Le minimalisme et la décomposition des décors montrent l’espace comme une scène de théâtre; les aides de K, quand ils sont repoussés par la porte, reviennent dans l’auberge par la fenêtre, comme dans un Vaudeville où chaque porte, chaque placard, est une entrée ou une sortie potentielle. Pourtant, K ne parvient jamais à trouver de sortie de ce micmac, ni d’entrée au château. Tout semble aussi manoeuvré en coulisses : les personnages le sentent, le savent, mais ne veulent savoir pourquoi ni comment.
Dans Le Château, l’espace et le temps sont distendus, le rythme de la narration aussi; n’y cherchez pas le schéma classique. Il n’y a pour ainsi dire pas de situation initiale : on plonge, on tombe dans le roman, sur l’arrivée de K au village, à l’aboutissement d’un voyage; ce qui est généralement la fin d’un mythe, en constitue ici le début.
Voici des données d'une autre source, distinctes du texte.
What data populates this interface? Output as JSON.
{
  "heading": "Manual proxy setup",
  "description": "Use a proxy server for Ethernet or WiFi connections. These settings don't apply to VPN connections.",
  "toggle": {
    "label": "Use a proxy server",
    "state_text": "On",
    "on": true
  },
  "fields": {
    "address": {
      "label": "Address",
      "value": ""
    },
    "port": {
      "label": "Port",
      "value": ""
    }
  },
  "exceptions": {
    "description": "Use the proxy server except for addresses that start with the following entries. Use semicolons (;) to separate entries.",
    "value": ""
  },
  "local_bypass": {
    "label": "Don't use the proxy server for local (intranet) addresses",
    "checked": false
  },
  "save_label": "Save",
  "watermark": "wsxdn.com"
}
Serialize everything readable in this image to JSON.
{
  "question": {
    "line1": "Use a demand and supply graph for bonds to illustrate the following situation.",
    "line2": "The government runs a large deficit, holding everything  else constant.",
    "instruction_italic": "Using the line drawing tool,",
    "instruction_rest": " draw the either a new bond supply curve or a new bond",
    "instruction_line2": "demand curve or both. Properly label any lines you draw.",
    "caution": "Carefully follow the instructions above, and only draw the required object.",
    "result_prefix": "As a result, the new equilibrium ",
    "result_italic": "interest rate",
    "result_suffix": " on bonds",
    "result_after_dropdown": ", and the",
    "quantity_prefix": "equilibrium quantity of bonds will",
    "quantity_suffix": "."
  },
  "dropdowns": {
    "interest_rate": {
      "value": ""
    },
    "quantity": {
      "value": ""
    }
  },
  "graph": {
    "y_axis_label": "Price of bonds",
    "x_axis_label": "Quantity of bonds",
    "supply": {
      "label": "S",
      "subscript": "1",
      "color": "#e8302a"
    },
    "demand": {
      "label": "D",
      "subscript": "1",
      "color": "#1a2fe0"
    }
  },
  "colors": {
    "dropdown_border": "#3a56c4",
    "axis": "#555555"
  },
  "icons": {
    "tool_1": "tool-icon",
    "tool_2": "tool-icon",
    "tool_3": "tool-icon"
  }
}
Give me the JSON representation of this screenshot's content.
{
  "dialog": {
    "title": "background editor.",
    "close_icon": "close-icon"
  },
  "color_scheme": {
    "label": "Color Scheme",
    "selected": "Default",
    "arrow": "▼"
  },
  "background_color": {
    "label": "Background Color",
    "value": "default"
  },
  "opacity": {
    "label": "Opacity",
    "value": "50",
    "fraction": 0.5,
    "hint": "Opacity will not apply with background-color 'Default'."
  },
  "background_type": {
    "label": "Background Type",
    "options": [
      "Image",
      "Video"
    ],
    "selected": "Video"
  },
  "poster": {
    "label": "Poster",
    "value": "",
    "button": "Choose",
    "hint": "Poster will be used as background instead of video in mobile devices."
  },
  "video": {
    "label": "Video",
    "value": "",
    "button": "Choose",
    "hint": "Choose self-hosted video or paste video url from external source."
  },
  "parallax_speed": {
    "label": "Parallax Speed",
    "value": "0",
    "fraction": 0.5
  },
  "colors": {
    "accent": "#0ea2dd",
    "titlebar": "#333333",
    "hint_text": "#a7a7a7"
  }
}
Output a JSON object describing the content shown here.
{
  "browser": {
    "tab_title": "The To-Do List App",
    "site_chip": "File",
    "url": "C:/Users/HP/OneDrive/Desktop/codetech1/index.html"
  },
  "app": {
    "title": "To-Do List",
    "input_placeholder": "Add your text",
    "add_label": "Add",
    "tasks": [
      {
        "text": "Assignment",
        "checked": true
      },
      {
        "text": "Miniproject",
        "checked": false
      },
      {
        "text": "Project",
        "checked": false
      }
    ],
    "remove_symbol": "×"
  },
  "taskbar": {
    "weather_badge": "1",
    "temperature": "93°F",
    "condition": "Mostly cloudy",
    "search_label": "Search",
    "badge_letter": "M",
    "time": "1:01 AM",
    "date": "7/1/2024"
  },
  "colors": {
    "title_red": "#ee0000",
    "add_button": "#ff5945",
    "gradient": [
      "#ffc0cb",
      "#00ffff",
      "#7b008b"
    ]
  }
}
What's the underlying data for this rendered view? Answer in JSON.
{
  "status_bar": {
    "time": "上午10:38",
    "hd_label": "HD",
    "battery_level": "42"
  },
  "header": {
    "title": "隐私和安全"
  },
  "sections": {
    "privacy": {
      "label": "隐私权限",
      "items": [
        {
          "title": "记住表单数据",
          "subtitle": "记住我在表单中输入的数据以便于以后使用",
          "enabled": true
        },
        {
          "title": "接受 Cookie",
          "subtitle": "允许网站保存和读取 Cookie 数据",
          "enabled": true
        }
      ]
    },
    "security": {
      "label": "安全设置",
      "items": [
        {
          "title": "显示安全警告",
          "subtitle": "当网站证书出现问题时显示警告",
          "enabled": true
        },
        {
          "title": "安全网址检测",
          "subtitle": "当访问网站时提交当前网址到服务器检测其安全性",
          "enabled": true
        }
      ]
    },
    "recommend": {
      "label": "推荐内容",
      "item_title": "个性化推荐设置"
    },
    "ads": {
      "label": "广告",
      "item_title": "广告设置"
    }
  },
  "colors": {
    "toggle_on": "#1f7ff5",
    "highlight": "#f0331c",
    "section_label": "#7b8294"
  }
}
Jamais on ne connaîtra les détails de ce voyage, ni le passé de K. C’est comme s’il n’existait pas avant d’être apparu à nos yeux de lecteurs; ou bien aux yeux du château. Ne cherchez pas non plus de causalité logique entre les évènements qui s’enchaînent; pourtant, ils semblent répondre à une logique interne, toute naturelle pour les villageois. Quand à la situation finale… le roman s’achève au milieu d’une phrase. Cette destructuration apparente (car en réalité, le livre est un bijou architectural), ses jeux de ruptures et de continuité, ses assemblages de péripéties en patchwork se reflètent, dans mes dessins, par des perspectives fausses, composites. Les décors sont minimalistes, entre deux et trois dimensions, comme des architectures en carton pâte destinées à créer l’illusion du réel. Car ce château, que K aperçoit au loin, et où personne ne va jamais, existe-t-il seulement? Abrite-t-il vraiment l'Administration? Ou bien est-ce seulement une pancarte cartonnée, destinée à auréoler le pouvoir d’une assise fortifiée?
Les aides attribués à K, Arthur et Jérémie, qui s’avèrent plutôt être des entraves que des supports, sont eux aussi des yeux, des yeux auxiliaires du château, qui jamais ne se ferment, qui jamais ne clignent.